Grande inauguração do Kinema Theatre, Little Tokyo, Los Angeles, agosto de 1955. Fotografia do Toyo Miyatake Studio. (Doação da família Alan Miyatake ao Museu Nacional Nipo-Americano [96.267.289])
As realizações de Toyo Miyatake não foram tão amplamente reconhecidas como as de Ansel Adams e Dorthea Lange, em parte porque, ao contrário das fotografias de Manzanar de Lange e Adams, não são de domínio público. Quase todas as imagens são propriedade da família Miyatake e estão sujeitas a proteção de direitos autorais. No entanto, na comunidade nipo-americana, Miyatake é uma figura lendária. Uma réplica ampliada em bronze da câmera feita à mão de Miyatake, um símbolo de sua proeminência naquele mundo, atesta esse fato e ocupa um lugar de honra na East First Street, em Little Tokyo. Em fevereiro, uma réplica em bronze do fotógrafo e uma rua com seu nome foram inauguradas na rua San Pedro, entre as ruas East Second e East Third.
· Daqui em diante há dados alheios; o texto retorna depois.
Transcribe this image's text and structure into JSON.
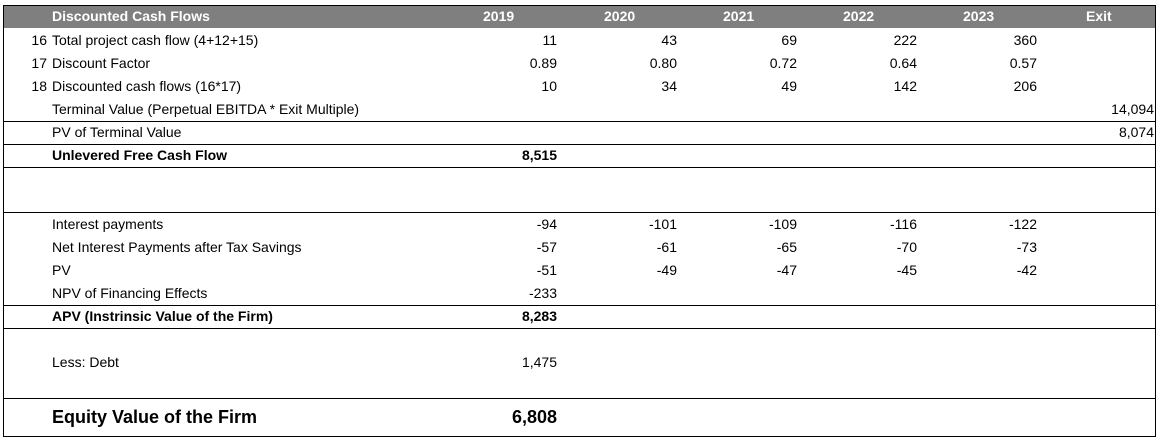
{
  "header": {
    "title": "Discounted Cash Flows",
    "years": [
      "2019",
      "2020",
      "2021",
      "2022",
      "2023"
    ],
    "exit": "Exit"
  },
  "dcf_rows": [
    {
      "num": "16",
      "label": "Total project cash flow (4+12+15)",
      "values": [
        "11",
        "43",
        "69",
        "222",
        "360"
      ],
      "exit": ""
    },
    {
      "num": "17",
      "label": "Discount Factor",
      "values": [
        "0.89",
        "0.80",
        "0.72",
        "0.64",
        "0.57"
      ],
      "exit": ""
    },
    {
      "num": "18",
      "label": "Discounted cash flows (16*17)",
      "values": [
        "10",
        "34",
        "49",
        "142",
        "206"
      ],
      "exit": ""
    },
    {
      "num": "",
      "label": "Terminal Value (Perpetual EBITDA * Exit Multiple)",
      "values": [
        "",
        "",
        "",
        "",
        ""
      ],
      "exit": "14,094"
    },
    {
      "num": "",
      "label": "PV of Terminal Value",
      "values": [
        "",
        "",
        "",
        "",
        ""
      ],
      "exit": "8,074"
    }
  ],
  "ufcf": {
    "label": "Unlevered Free Cash Flow",
    "value": "8,515"
  },
  "financing_rows": [
    {
      "label": "Interest payments",
      "values": [
        "-94",
        "-101",
        "-109",
        "-116",
        "-122"
      ]
    },
    {
      "label": "Net Interest Payments after Tax Savings",
      "values": [
        "-57",
        "-61",
        "-65",
        "-70",
        "-73"
      ]
    },
    {
      "label": "PV",
      "values": [
        "-51",
        "-49",
        "-47",
        "-45",
        "-42"
      ]
    },
    {
      "label": "NPV of Financing Effects",
      "values": [
        "-233",
        "",
        "",
        "",
        ""
      ]
    }
  ],
  "apv": {
    "label": "APV (Instrinsic Value of the Firm)",
    "value": "8,283"
  },
  "debt": {
    "label": "Less: Debt",
    "value": "1,475"
  },
  "equity": {
    "label": "Equity Value of the Firm",
    "value": "6,808"
  }
}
Nos seus últimos anos, Miyatake colecionou prêmios e homenagens de ambos os lados do Oceano Pacífico. O famoso fotógrafo foi nomeado Grande Marechal do Nisei Week Festival em Los Angeles em agosto de 1978, após o qual 600 pessoas compareceram ao banquete de premiação realizado em sua homenagem. Mais de 50 anos documentando tudo e todos importantes entre a comunidade japonesa de Los Angeles fizeram dele, como um cronista o chamou, “a enciclopédia ambulante de Little Tokyo”. Quando ele morreu, em fevereiro de 1979, mais de 2.000 amigos e admiradores reuniram-se no Templo Budista Koyasan em Little Tokyo, uma fila de pessoas que se estendia por meio do quarteirão enquanto amigos e admiradores esperavam para prestar suas homenagens.
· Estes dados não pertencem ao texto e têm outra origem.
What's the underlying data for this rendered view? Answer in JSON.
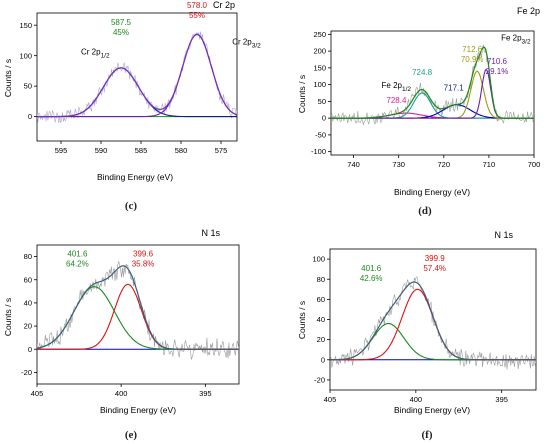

Réplica ampliada de bronze do artista Nobuho Nagasawa da câmera improvisada Manzanar de Miyatake, East First Street, Los Angeles.

Relevo de bronze em escala real de Toyo Miyatake, San Pedro Street, Little Tokyo, Los Angeles. Fotografia de Nancy Matsumoto

O recentemente renomeado Toyo Miyatake Way, na rua San Pedro, em Little Tokyo. Fotografia de Nancy Matsumoto.